Башевис–Зингера постоянно сопровождали разговоры об отсутствии лояльности и о непорядочности, постоянные скандалы и тяжбы с редакторами и издателями. Писатель был полностью «неподконтролен», отказывал в пресловутом «эксклюзиве» на свое творчество кому бы то ни было. Как известно, талант далеко не всегда сопровождается корректностью и порядочностью. Всеми правдами и неправдами писатель сопротивлялся диктату и закабалению, с удивительным постоянством пренебрегал так называемыми кодами «интеллектуальной собственности», защищающими капиталистический рынок и монополии отрасли, но никак не авторов и творцов. Всемирная слава писателя свидетельствует лишь о том, что он выбрал правильную стратегию.

* * *

Влияние Башевис–Зингера на очень разных американских авторов–евреев младших поколений выражено ясней. Очень разные авторы, из разных поколений — Синтия Озик и Джонатан Сэфран–Фоэр — и вовсе сделали Башевис–Зингера прототипом своих героев. Синтия Озик озаглавила свое эссе о творчестве Башевис–Зингера «Книга творения» — так называется библейская «Книга Бытия» по–английски, а писателя она назвала Американским хозяином (мастером) Книги творения. Озик, если и известна русскому читателю, то в основном по ее резким произраильским заявлениям. Между тем в начале 60–х она считалась «надеждой американской еврейской литературы» и ее творчество и художественные идеи во многом определили пути в творчестве целого направления еврейских авторов, предвосхитили основные векторы общественной жизни американского еврейства. «Если мы будем дуть в шофар (ритуальный рог, применяемый евреями для богослужений. — Авт.) по–еврейски, в устье, то наш голос прозвучит громко, — писала Синтия Озик в 1970 году в эссе «К новому идишу», — Если же мы будем искать общечеловеческие смыслы, то это подобно попытке дуть в широкую часть шофара: нас не услышат вовсе». Озик призывала к созданию «нового идиша» на основе английского языка, к переосмыслению еврейской литературы как постоянного тела диаспоры, по аналогии с тем, как талмудическая литература стала телом и смыслом иудейской религии за 2000 лет до того.

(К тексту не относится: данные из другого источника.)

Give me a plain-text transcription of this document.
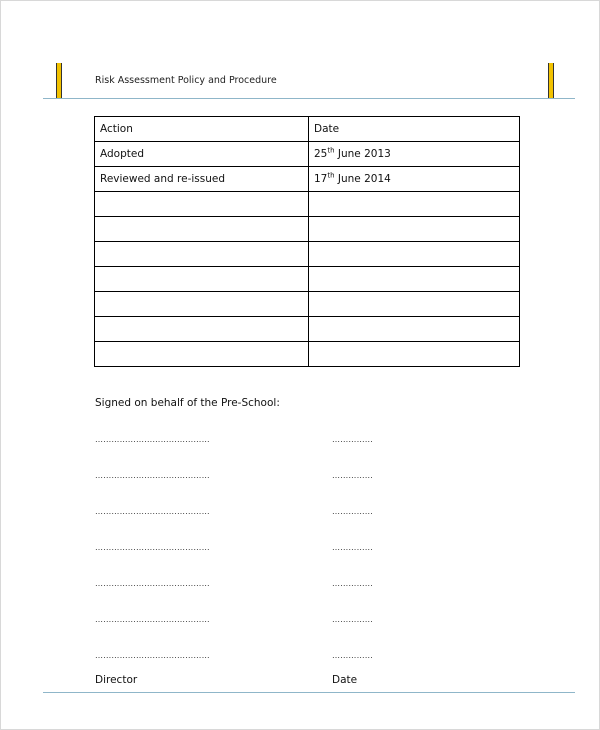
Risk Assessment Policy and Procedure
Action	Date
Adopted	25th June 2013
Reviewed and re-issued	17th June 2014

Signed on behalf of the Pre-School:
……………………………………	……………
……………………………………	……………
……………………………………	……………
……………………………………	……………
……………………………………	……………
……………………………………	……………
……………………………………	……………
Director	Date
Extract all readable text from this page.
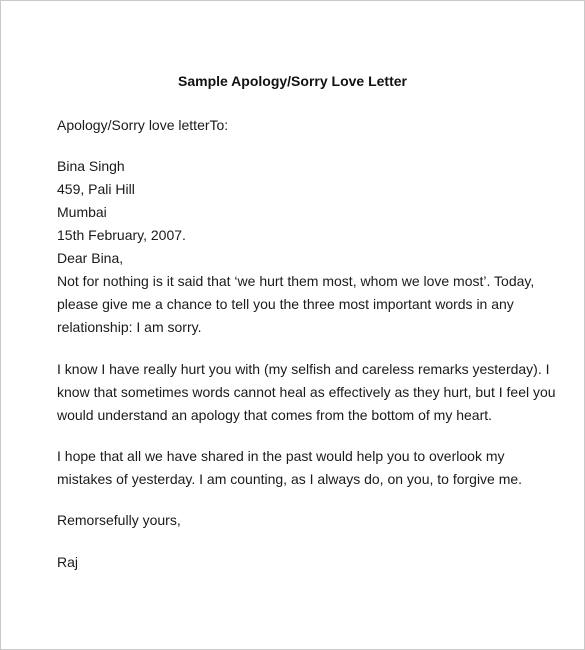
Sample Apology/Sorry Love Letter
Apology/Sorry love letterTo:
Bina Singh
459, Pali Hill
Mumbai
15th February, 2007.
Dear Bina,
Not for nothing is it said that ‘we hurt them most, whom we love most’. Today,
please give me a chance to tell you the three most important words in any
relationship: I am sorry.
I know I have really hurt you with (my selfish and careless remarks yesterday). I
know that sometimes words cannot heal as effectively as they hurt, but I feel you
would understand an apology that comes from the bottom of my heart.
I hope that all we have shared in the past would help you to overlook my
mistakes of yesterday. I am counting, as I always do, on you, to forgive me.
Remorsefully yours,
Raj
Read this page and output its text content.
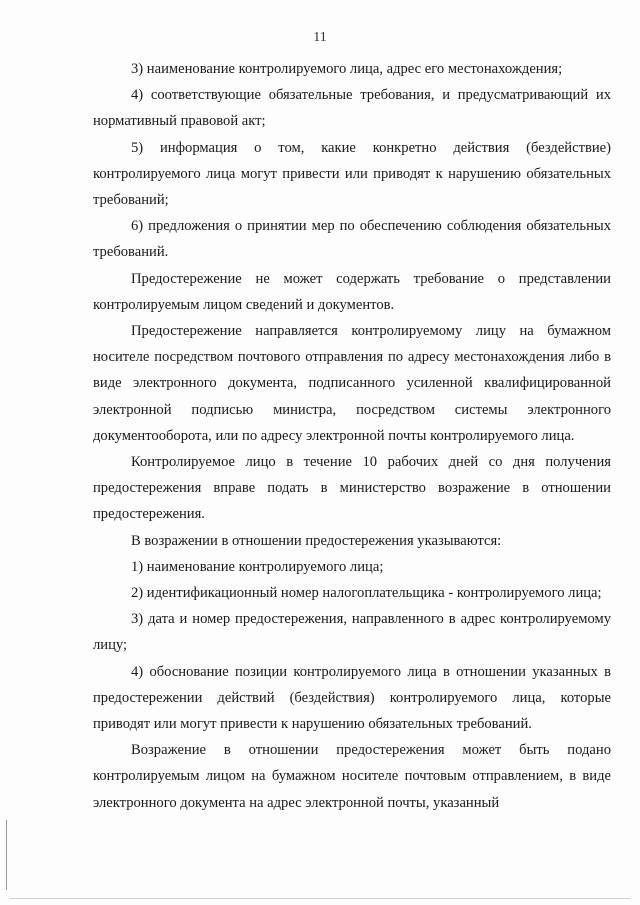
11

3) наименование контролируемого лица, адрес его местонахождения;

4) соответствующие обязательные требования, и предусматривающий их нормативный правовой акт;

5) информация о том, какие конкретно действия (бездействие) контролируемого лица могут привести или приводят к нарушению обязательных требований;

6) предложения о принятии мер по обеспечению соблюдения обязательных требований.

Предостережение не может содержать требование о представлении контролируемым лицом сведений и документов.

Предостережение направляется контролируемому лицу на бумажном носителе посредством почтового отправления по адресу местонахождения либо в виде электронного документа, подписанного усиленной квалифицированной электронной подписью министра, посредством системы электронного документооборота, или по адресу электронной почты контролируемого лица.

Контролируемое лицо в течение 10 рабочих дней со дня получения предостережения вправе подать в министерство возражение в отношении предостережения.

В возражении в отношении предостережения указываются:

1) наименование контролируемого лица;

2) идентификационный номер налогоплательщика - контролируемого лица;

3) дата и номер предостережения, направленного в адрес контролируемому лицу;

4) обоснование позиции контролируемого лица в отношении указанных в предостережении действий (бездействия) контролируемого лица, которые приводят или могут привести к нарушению обязательных требований.

Возражение в отношении предостережения может быть подано контролируемым лицом на бумажном носителе почтовым отправлением, в виде электронного документа на адрес электронной почты, указанный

На тривиальный вопрос: а к какой литературе отнести Башевис–Зингера — к еврейской, американской или польской? — можно было бы не отвечать, поскольку его книги давно вошли в сокровищницу литературы мировой. Башевис–Зингер, несомненно, еврейский писатель, его труды глубоко еврейские, несут в себе особый парадоксальный еврейский юмор, чудесное мировосприятие, передаваемое нашим народом через столетия, языки и страны. Источники его творчества — в мире хасидских легенд, фольклора учеников йешив, народных суеверий. Несомненно, что «горячими» темам его молодости были Шопенгауэр, Фрейд, Ницше, Кафка, вернувшие в оборот бессознательное и иррациональное. Говорили о влиянии отца — полубезумного еврейского школяра, посвятившего жизнь вычислению точной даты прихода мессии. Башевис–Зингер был современником Гершома Шолема, открывшего миру огромную роль мистических тайных учений в еврейском сознании. Творчество Башевис–Зингера сравнивали со сложным символизмом израильского лауреата Нобелевской премии Ш. — Й. Агнона, с язычеством Йонатана Ратоша и Бердичевского, с Шагалом.

Что касается последнего, рассказывают, что как–то Башевис–Зингера пригласили выступить в одном из университетов Техаса. Сотрудник университета, приставленный опекать писателя, спросил:

— Мистер Зингер, после чтения там будут вопросы. На какой вопрос вы любите отвечать? Я бы мог его задать из зала.

— Вы знаете, — ответил писатель, — многие сравнивают мои произведения с творчеством Марка Шагала. Спросите, что я об этом думаю.

Когда пришло время, молодой человек спросил:

— Мистер Зингер, как вы относитесь к сравнению вашего творчества с Марком Шагалом?

— Самый глупый вопрос, который мне когда–либо задавали, — ответил писатель.

* * *

Был ли он американским писателем?

«Очевидно, Башевис–Зингер не был американским писателем, — отвечает Илан Ставанс, редактор трехтомного юбилейного собрания сочинений писателя в серии «Американская библиотека». — Но он стал американским писателем».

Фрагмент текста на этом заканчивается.